In his decades long work on Pragmatic Eliminative Induction, William N. Dunn offers a
complementary systematic methodology meant at identifying “hidden” from the untrained eye strong
relationships that not-so-well-researched factors affecting socio-economic phenomena have on these
phenomena.

In their best-selling book “Freakonomics” Steven Levitt and Stephen Dubner also look systematically
at “the hidden side of everything”. This book offers a great popular introduction towards understanding
what is called usually Quasiexperimentation (Cook and Campbell 1979)

In his classic work on the Advocacy Coalition Framework, Paul Sabatier advances significantly the
field of understanding the complexity and non-linear nature of policy processes. The work leaves open
(to some) the fundamental question on why do (sets of) policy actors who could cooperate chose to
dedicate tremendous resources to fight each other, respectively in support of or opposing one policy
intervention or another. But we digress...
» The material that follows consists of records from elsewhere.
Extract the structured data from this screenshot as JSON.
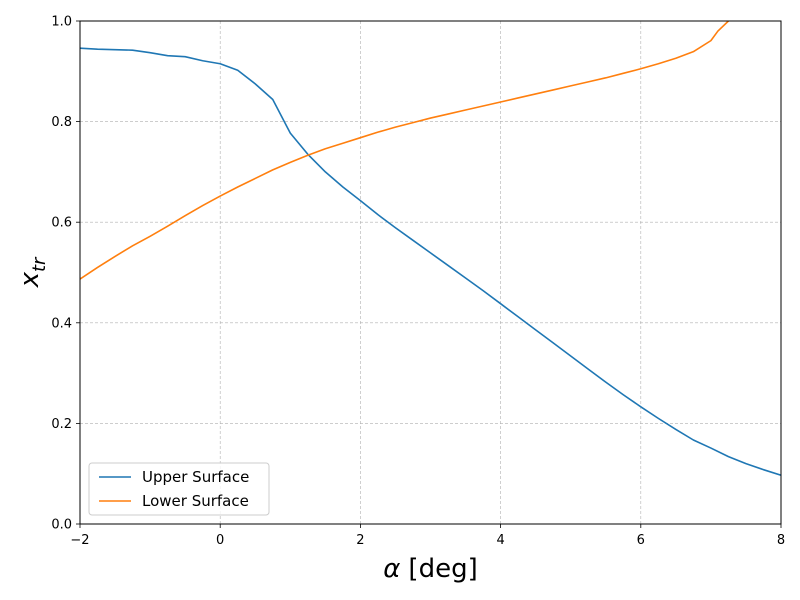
{
  "chart_data": {
    "type": "line",
    "title": "",
    "xlabel_symbol": "α",
    "xlabel_unit": "[deg]",
    "ylabel_main": "x",
    "ylabel_sub": "tr",
    "xlim": [
      -2,
      8
    ],
    "ylim": [
      0,
      1
    ],
    "xticks": [
      -2,
      0,
      2,
      4,
      6,
      8
    ],
    "yticks": [
      0.0,
      0.2,
      0.4,
      0.6,
      0.8,
      1.0
    ],
    "xtick_labels": [
      "−2",
      "0",
      "2",
      "4",
      "6",
      "8"
    ],
    "ytick_labels": [
      "0.0",
      "0.2",
      "0.4",
      "0.6",
      "0.8",
      "1.0"
    ],
    "grid": true,
    "legend_position": "lower-left",
    "series": [
      {
        "name": "Upper Surface",
        "color": "#1f77b4",
        "x": [
          -2.0,
          -1.75,
          -1.5,
          -1.25,
          -1.0,
          -0.75,
          -0.5,
          -0.25,
          0.0,
          0.25,
          0.5,
          0.75,
          1.0,
          1.25,
          1.5,
          1.75,
          2.0,
          2.25,
          2.5,
          2.75,
          3.0,
          3.25,
          3.5,
          3.75,
          4.0,
          4.25,
          4.5,
          4.75,
          5.0,
          5.25,
          5.5,
          5.75,
          6.0,
          6.25,
          6.5,
          6.75,
          7.0,
          7.25,
          7.5,
          7.75,
          8.0
        ],
        "y": [
          0.946,
          0.944,
          0.943,
          0.942,
          0.937,
          0.931,
          0.929,
          0.921,
          0.915,
          0.902,
          0.875,
          0.844,
          0.777,
          0.735,
          0.7,
          0.67,
          0.643,
          0.615,
          0.589,
          0.564,
          0.539,
          0.514,
          0.489,
          0.464,
          0.438,
          0.412,
          0.386,
          0.36,
          0.334,
          0.308,
          0.282,
          0.257,
          0.233,
          0.21,
          0.188,
          0.167,
          0.151,
          0.134,
          0.12,
          0.108,
          0.097
        ]
      },
      {
        "name": "Lower Surface",
        "color": "#ff7f0e",
        "x": [
          -2.0,
          -1.75,
          -1.5,
          -1.25,
          -1.0,
          -0.75,
          -0.5,
          -0.25,
          0.0,
          0.25,
          0.5,
          0.75,
          1.0,
          1.25,
          1.5,
          1.75,
          2.0,
          2.25,
          2.5,
          2.75,
          3.0,
          3.25,
          3.5,
          3.75,
          4.0,
          4.25,
          4.5,
          4.75,
          5.0,
          5.25,
          5.5,
          5.75,
          6.0,
          6.25,
          6.5,
          6.75,
          7.0,
          7.1,
          7.25
        ],
        "y": [
          0.487,
          0.51,
          0.532,
          0.553,
          0.572,
          0.592,
          0.613,
          0.633,
          0.652,
          0.67,
          0.687,
          0.704,
          0.719,
          0.733,
          0.746,
          0.757,
          0.768,
          0.779,
          0.789,
          0.798,
          0.807,
          0.815,
          0.823,
          0.831,
          0.839,
          0.847,
          0.855,
          0.863,
          0.871,
          0.879,
          0.887,
          0.896,
          0.905,
          0.915,
          0.926,
          0.939,
          0.961,
          0.98,
          1.0
        ]
      }
    ]
  }
}
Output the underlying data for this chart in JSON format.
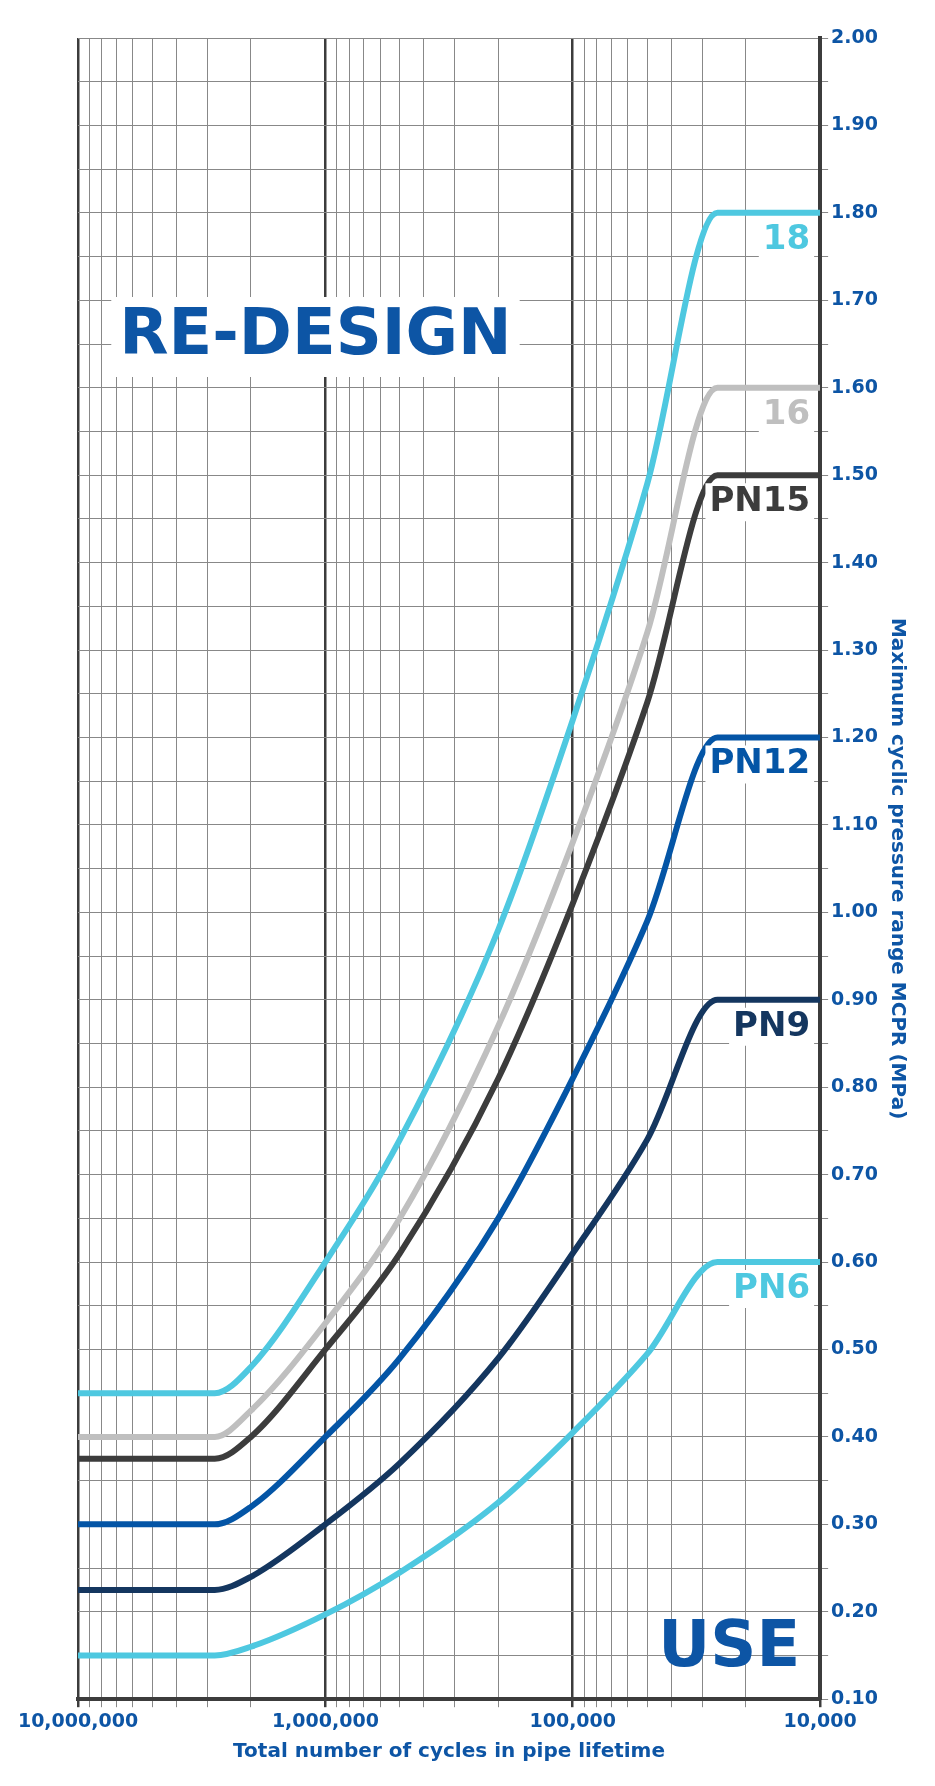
{
  "chart_data": {
    "type": "line",
    "xlabel": "Total number of cycles in pipe lifetime",
    "ylabel": "Maximum cyclic pressure range MCPR (MPa)",
    "log": "x",
    "grid": true,
    "legend": false,
    "marker": "none",
    "line_style": "solid",
    "ylim": [
      0.1,
      2.0
    ],
    "yticks": [
      {
        "value": 0.1,
        "label": "0.10"
      },
      {
        "value": 0.15,
        "label": null
      },
      {
        "value": 0.2,
        "label": "0.20"
      },
      {
        "value": 0.25,
        "label": null
      },
      {
        "value": 0.3,
        "label": "0.30"
      },
      {
        "value": 0.35,
        "label": null
      },
      {
        "value": 0.4,
        "label": "0.40"
      },
      {
        "value": 0.45,
        "label": null
      },
      {
        "value": 0.5,
        "label": "0.50"
      },
      {
        "value": 0.55,
        "label": null
      },
      {
        "value": 0.6,
        "label": "0.60"
      },
      {
        "value": 0.65,
        "label": null
      },
      {
        "value": 0.7,
        "label": "0.70"
      },
      {
        "value": 0.75,
        "label": null
      },
      {
        "value": 0.8,
        "label": "0.80"
      },
      {
        "value": 0.85,
        "label": null
      },
      {
        "value": 0.9,
        "label": "0.90"
      },
      {
        "value": 0.95,
        "label": null
      },
      {
        "value": 1.0,
        "label": "1.00"
      },
      {
        "value": 1.05,
        "label": null
      },
      {
        "value": 1.1,
        "label": "1.10"
      },
      {
        "value": 1.15,
        "label": null
      },
      {
        "value": 1.2,
        "label": "1.20"
      },
      {
        "value": 1.25,
        "label": null
      },
      {
        "value": 1.3,
        "label": "1.30"
      },
      {
        "value": 1.35,
        "label": null
      },
      {
        "value": 1.4,
        "label": "1.40"
      },
      {
        "value": 1.45,
        "label": null
      },
      {
        "value": 1.5,
        "label": "1.50"
      },
      {
        "value": 1.55,
        "label": null
      },
      {
        "value": 1.6,
        "label": "1.60"
      },
      {
        "value": 1.65,
        "label": null
      },
      {
        "value": 1.7,
        "label": "1.70"
      },
      {
        "value": 1.75,
        "label": null
      },
      {
        "value": 1.8,
        "label": "1.80"
      },
      {
        "value": 1.85,
        "label": null
      },
      {
        "value": 1.9,
        "label": "1.90"
      },
      {
        "value": 1.95,
        "label": null
      },
      {
        "value": 2.0,
        "label": "2.00"
      }
    ],
    "xlim": [
      10000000,
      10000
    ],
    "xticks": [
      {
        "value": 10000,
        "label": "10,000"
      },
      {
        "value": 20000,
        "label": null
      },
      {
        "value": 30000,
        "label": null
      },
      {
        "value": 40000,
        "label": null
      },
      {
        "value": 50000,
        "label": null
      },
      {
        "value": 60000,
        "label": null
      },
      {
        "value": 70000,
        "label": null
      },
      {
        "value": 80000,
        "label": null
      },
      {
        "value": 90000,
        "label": null
      },
      {
        "value": 100000,
        "label": "100,000"
      },
      {
        "value": 200000,
        "label": null
      },
      {
        "value": 300000,
        "label": null
      },
      {
        "value": 400000,
        "label": null
      },
      {
        "value": 500000,
        "label": null
      },
      {
        "value": 600000,
        "label": null
      },
      {
        "value": 700000,
        "label": null
      },
      {
        "value": 800000,
        "label": null
      },
      {
        "value": 900000,
        "label": null
      },
      {
        "value": 1000000,
        "label": "1,000,000"
      },
      {
        "value": 2000000,
        "label": null
      },
      {
        "value": 3000000,
        "label": null
      },
      {
        "value": 4000000,
        "label": null
      },
      {
        "value": 5000000,
        "label": null
      },
      {
        "value": 6000000,
        "label": null
      },
      {
        "value": 7000000,
        "label": null
      },
      {
        "value": 8000000,
        "label": null
      },
      {
        "value": 9000000,
        "label": null
      },
      {
        "value": 10000000,
        "label": "10,000,000"
      }
    ],
    "annotations": [
      "RE-DESIGN",
      "USE"
    ],
    "series": [
      {
        "name": "PN6",
        "color": "#4ec8e0",
        "values": [
          0.15,
          0.15,
          0.16,
          0.197,
          0.245,
          0.325,
          0.405,
          0.495,
          0.6,
          0.6
        ],
        "x": [
          10000000,
          2800000,
          2000000,
          1000000,
          500000,
          200000,
          100000,
          50000,
          26000,
          10000
        ]
      },
      {
        "name": "PN9",
        "color": "#14365f",
        "values": [
          0.225,
          0.225,
          0.24,
          0.3,
          0.37,
          0.49,
          0.61,
          0.74,
          0.9,
          0.9
        ],
        "x": [
          10000000,
          2800000,
          2000000,
          1000000,
          500000,
          200000,
          100000,
          50000,
          26000,
          10000
        ]
      },
      {
        "name": "PN12",
        "color": "#0455a6",
        "values": [
          0.3,
          0.3,
          0.32,
          0.4,
          0.49,
          0.65,
          0.81,
          0.99,
          1.2,
          1.2
        ],
        "x": [
          10000000,
          2800000,
          2000000,
          1000000,
          500000,
          200000,
          100000,
          50000,
          26000,
          10000
        ]
      },
      {
        "name": "PN15",
        "color": "#3c3c3c",
        "values": [
          0.375,
          0.375,
          0.4,
          0.5,
          0.61,
          0.81,
          1.01,
          1.24,
          1.5,
          1.5
        ],
        "x": [
          10000000,
          2800000,
          2000000,
          1000000,
          500000,
          200000,
          100000,
          50000,
          26000,
          10000
        ]
      },
      {
        "name": "16",
        "color": "#bfbfbf",
        "values": [
          0.4,
          0.4,
          0.43,
          0.53,
          0.65,
          0.87,
          1.08,
          1.32,
          1.6,
          1.6
        ],
        "x": [
          10000000,
          2800000,
          2000000,
          1000000,
          500000,
          200000,
          100000,
          50000,
          26000,
          10000
        ]
      },
      {
        "name": "18",
        "color": "#4ec8e0",
        "values": [
          0.45,
          0.45,
          0.48,
          0.6,
          0.74,
          0.98,
          1.22,
          1.49,
          1.8,
          1.8
        ],
        "x": [
          10000000,
          2800000,
          2000000,
          1000000,
          500000,
          200000,
          100000,
          50000,
          26000,
          10000
        ]
      }
    ]
  }
}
When children are tested for their logical reasoning, they often have to solve problems such as:

“Pint is to glass the same as ___ is to highway.” The answer is of course mile.

For non-US people that would translate of course in:

“Centiliter is to glass the same as ___ is to highway.” The answer should be kilometer instead.

Malcolm Gladwell points out in his Outliers book some interesting facts about socio-cultural and other
environmental factors affecting success of individuals or behaviors of communities, and/or both. It
goes without saying that the above test is by far discriminatory to anyone for whom the International
System of measurements is embedded in their perception and thinking. The reasoning time necessary
when working with notions outside your core “vocabulary” would be clearly much larger than for those
to whom pint belongs in their core set of notions they easily understand well, from having been
subjected to them for long times. Whereas a US grown child jumps straight to the core of the question,
for a non-US born child it take a set of intermediary questions they need to ask and answer before ever
starting addressing the core logical inference question. We mean such “elementary” questions as “what
is a pint?” Except of course for the non-US child these are not that elementary. Furthermore, there may
even be a negative psychological effect of the test on the non-US test taker subjected to the US focused
test.

Things may get even more interesting when dealing with the “glass, cup, pint, ounce” test. Which one
does not belong in the list? It turns out it is glass. Yet, cup in the above list is a very odd member of the
category of volume measuring units to which it belongs. In every non-American English speaker’s
mind cup can be closer to glass than it would be to pint and ounce. Cup is a measuring unit, but it is
also a synonym for mug, and hence perceived as being in the same category as glass (if looking at glass
as a glass of water, and not as what is a window made from).

Our question is then:

What is to truly innovative accountable governance what was the early 1970s oil crisis to highway
traffic fatalities?

Moreover, what barriers to our understanding and addressing comprehensively the question are there?
We mean the barriers hidden from the untrained eye, such as the ones in the above simple tests with
pints and cups and glasses and mugs… Can one draw the systemic diagram of all the factors affecting
our ability to trace down the core factor(s) affecting the likelihood of developing an innovative
accountable governance system? What would it take?